Define the sequence $(v_n)_{n \in \mathbb{N}}$ by $v_n:=u_n+1$ so that $v_0=2, v_1=3, v_n = v_{n-1}+v_{n-2}$ for all $n \geq 2$. Then an easy induction argument yields $v_n = F_{n+3}$ where $F_n$ denotes the $n$-th term of the Fibonacci sequence (defined by $F_0:=0, F_1:=1$ and $F_n = F_{n-1}+F_{n-2} \forall n \geq 2$), whence for all $n \geq 0$ we have $u_n = F_{n+3}-1 = \frac{1}{\sqrt{5}} (\alpha^{n+3} - \beta^{n+3})$ where $\alpha = \frac{1+\sqrt{5}}{2}, \beta = \frac{1-\sqrt{5}}{2}$, using the well-known Binet's Formula (which can be derived simply by looking at the characteristic equation of the Fibonacci sequence).
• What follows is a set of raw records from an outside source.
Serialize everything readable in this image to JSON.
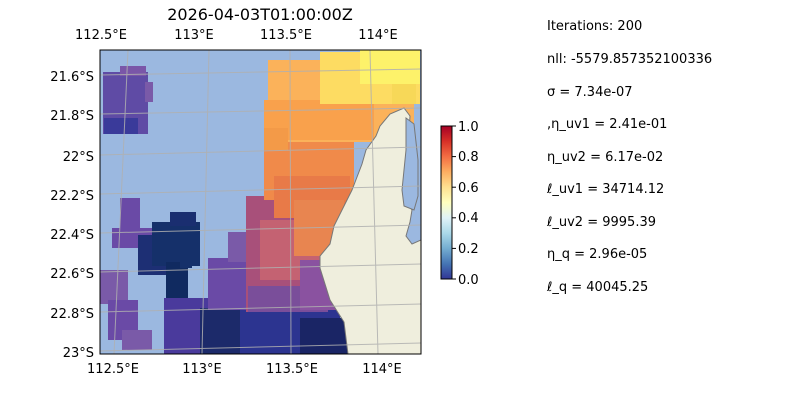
{
  "chart_data": [
    {
      "type": "heatmap",
      "title": "2026-04-03T01:00:00Z",
      "x_ticks": [
        "112.5°E",
        "113°E",
        "113.5°E",
        "114°E"
      ],
      "x_tick_values": [
        112.5,
        113.0,
        113.5,
        114.0
      ],
      "y_ticks": [
        "21.6°S",
        "21.8°S",
        "22°S",
        "22.2°S",
        "22.4°S",
        "22.6°S",
        "22.8°S",
        "23°S"
      ],
      "y_tick_values": [
        -21.6,
        -21.8,
        -22.0,
        -22.2,
        -22.4,
        -22.6,
        -22.8,
        -23.0
      ],
      "xlim": [
        112.45,
        114.2
      ],
      "ylim": [
        -23.02,
        -21.42
      ],
      "grid": true,
      "colorbar": {
        "ticks": [
          "0.0",
          "0.2",
          "0.4",
          "0.6",
          "0.8",
          "1.0"
        ],
        "tick_values": [
          0.0,
          0.2,
          0.4,
          0.6,
          0.8,
          1.0
        ],
        "range": [
          0,
          1
        ],
        "colormap": "RdYlBu_r"
      },
      "colors": {
        "ocean": "#9bb8e0",
        "land": "#efeedd",
        "coast": "#777777",
        "grid": "#b0b0b0"
      }
    }
  ],
  "stats": {
    "iterations": "Iterations: 200",
    "nll": "nll: -5579.857352100336",
    "sigma": "σ = 7.34e-07",
    "eta_uv1": ",η_uv1 = 2.41e-01",
    "eta_uv2": "η_uv2 = 6.17e-02",
    "l_uv1": "ℓ_uv1 = 34714.12",
    "l_uv2": "ℓ_uv2 = 9995.39",
    "eta_q": "η_q = 2.96e-05",
    "l_q": "ℓ_q = 40045.25"
  }
}
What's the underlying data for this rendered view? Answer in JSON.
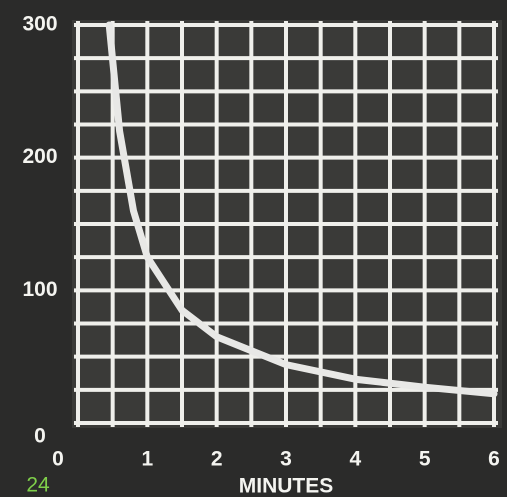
{
  "chart_data": {
    "type": "line",
    "xlabel": "MINUTES",
    "x": [
      0.45,
      0.6,
      0.8,
      1,
      1.5,
      2,
      3,
      4,
      5,
      6
    ],
    "series": [
      {
        "color": "#e8e8e6",
        "values": [
          300,
          220,
          160,
          125,
          85,
          65,
          44,
          33,
          27,
          22
        ]
      }
    ],
    "xlim": [
      0,
      6
    ],
    "xticks": [
      0,
      1,
      2,
      3,
      4,
      5,
      6
    ],
    "ylim": [
      0,
      300
    ],
    "yticks": [
      0,
      100,
      200,
      300
    ],
    "grid": true,
    "xgrid": [
      0,
      0.5,
      1,
      1.5,
      2,
      2.5,
      3,
      3.5,
      4,
      4.5,
      5,
      5.5,
      6
    ],
    "ygrid": [
      0,
      25,
      50,
      75,
      100,
      125,
      150,
      175,
      200,
      225,
      250,
      275,
      300
    ]
  },
  "page_number": "24"
}
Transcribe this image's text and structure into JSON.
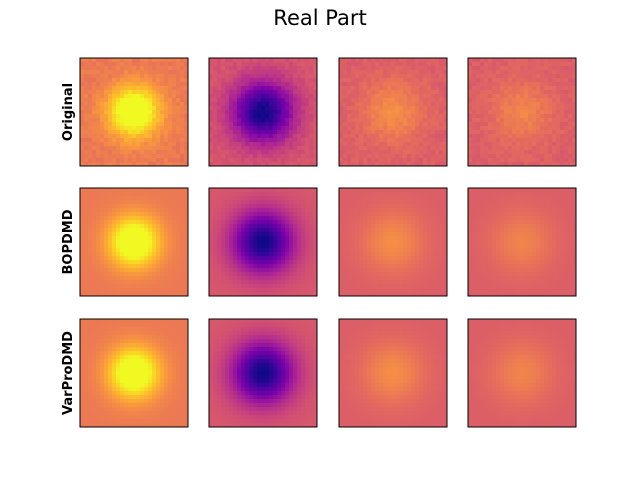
{
  "chart_data": {
    "type": "heatmap",
    "title": "Real Part",
    "colormap": "plasma",
    "rows": [
      {
        "label": "Original",
        "noisy": true,
        "panels": [
          {
            "center": 1.0,
            "edge": 0.58,
            "sigma": 0.33
          },
          {
            "center": 0.0,
            "edge": 0.56,
            "sigma": 0.4
          },
          {
            "center": 0.73,
            "edge": 0.58,
            "sigma": 0.4
          },
          {
            "center": 0.7,
            "edge": 0.58,
            "sigma": 0.4
          }
        ]
      },
      {
        "label": "BOPDMD",
        "noisy": false,
        "panels": [
          {
            "center": 1.0,
            "edge": 0.58,
            "sigma": 0.33
          },
          {
            "center": 0.0,
            "edge": 0.56,
            "sigma": 0.4
          },
          {
            "center": 0.73,
            "edge": 0.58,
            "sigma": 0.4
          },
          {
            "center": 0.7,
            "edge": 0.58,
            "sigma": 0.4
          }
        ]
      },
      {
        "label": "VarProDMD",
        "noisy": false,
        "panels": [
          {
            "center": 1.0,
            "edge": 0.58,
            "sigma": 0.33
          },
          {
            "center": 0.0,
            "edge": 0.56,
            "sigma": 0.4
          },
          {
            "center": 0.73,
            "edge": 0.58,
            "sigma": 0.4
          },
          {
            "center": 0.7,
            "edge": 0.58,
            "sigma": 0.4
          }
        ]
      }
    ],
    "ticks_visible": false,
    "grid": false,
    "legend": "none"
  }
}
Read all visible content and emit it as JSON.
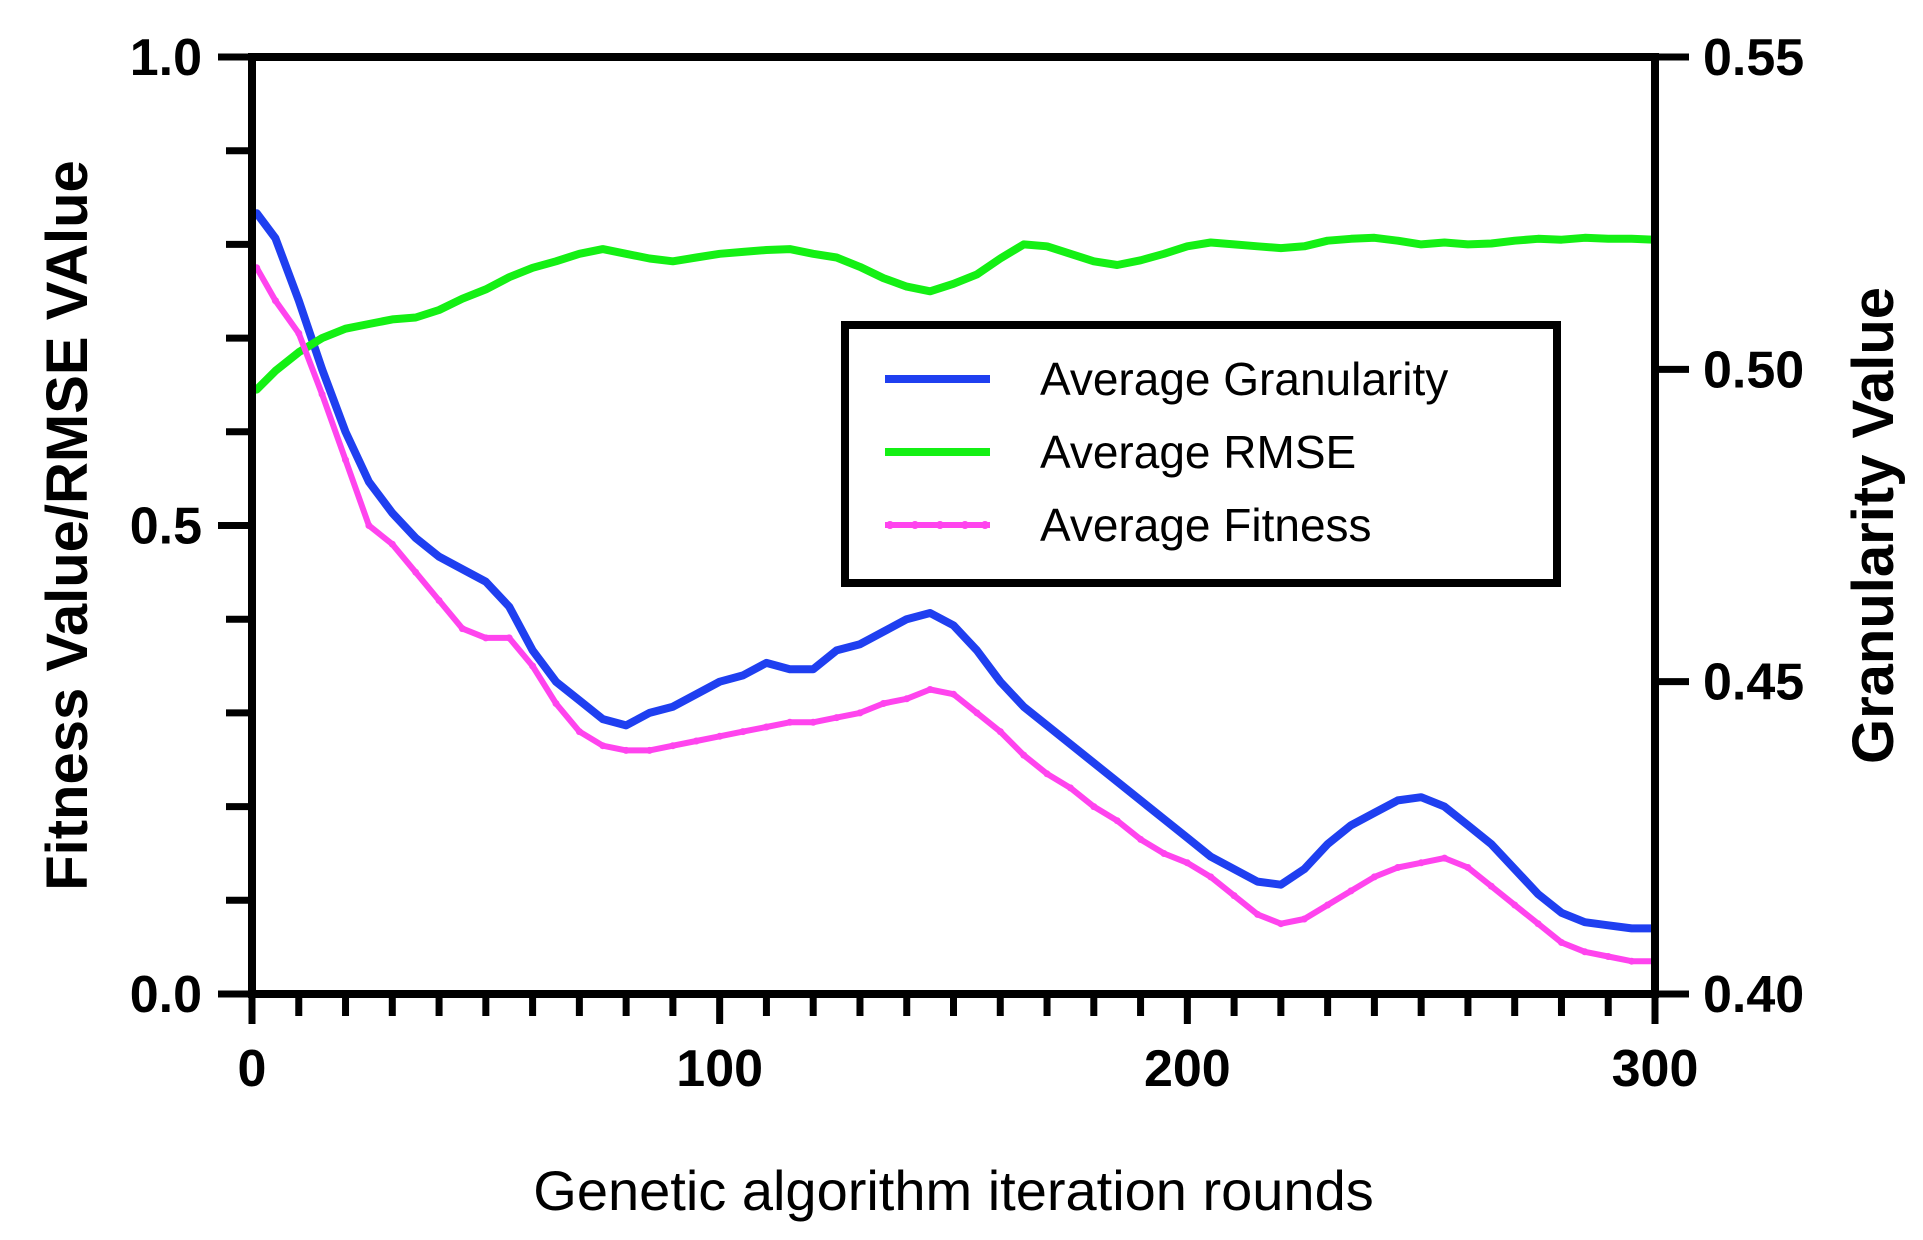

This finally yields $$\lim_{n \rightarrow \infty} \frac{u_{n+1}}{u_n} = \lim_{n \rightarrow \infty} \frac{F_{n+4}-1}{F_{n+3}-1} = \lim_{n \rightarrow \infty} \frac{F_{n+1}-1}{F_n-1} = \lim_{n \rightarrow \infty} \frac{\alpha^{n+1} - \beta^{n+1} - \sqrt{5}}{\alpha^n - \beta^n - \sqrt{5}} = \alpha \left( \lim_{n \rightarrow \infty} \frac{1 - \lambda^{n+1} - \frac{\sqrt{5}}{\alpha^{n+1}}}{1 - \lambda^n - \frac{\sqrt{5}}{\alpha^n}} \right) = \alpha = \frac{1+\sqrt{5}}{2}$$ where we have used $\beta<1<\alpha \implies \lambda := \frac{\beta}{\alpha}<1 \implies \lim_{n \rightarrow \infty} \lambda^n=0$.

Answer 2

Note that we have $\frac{u_{n+1}}{u_n}<2 $ and the sequence is monotonically increasing, and bounded above, it guarantees the existence of the limit.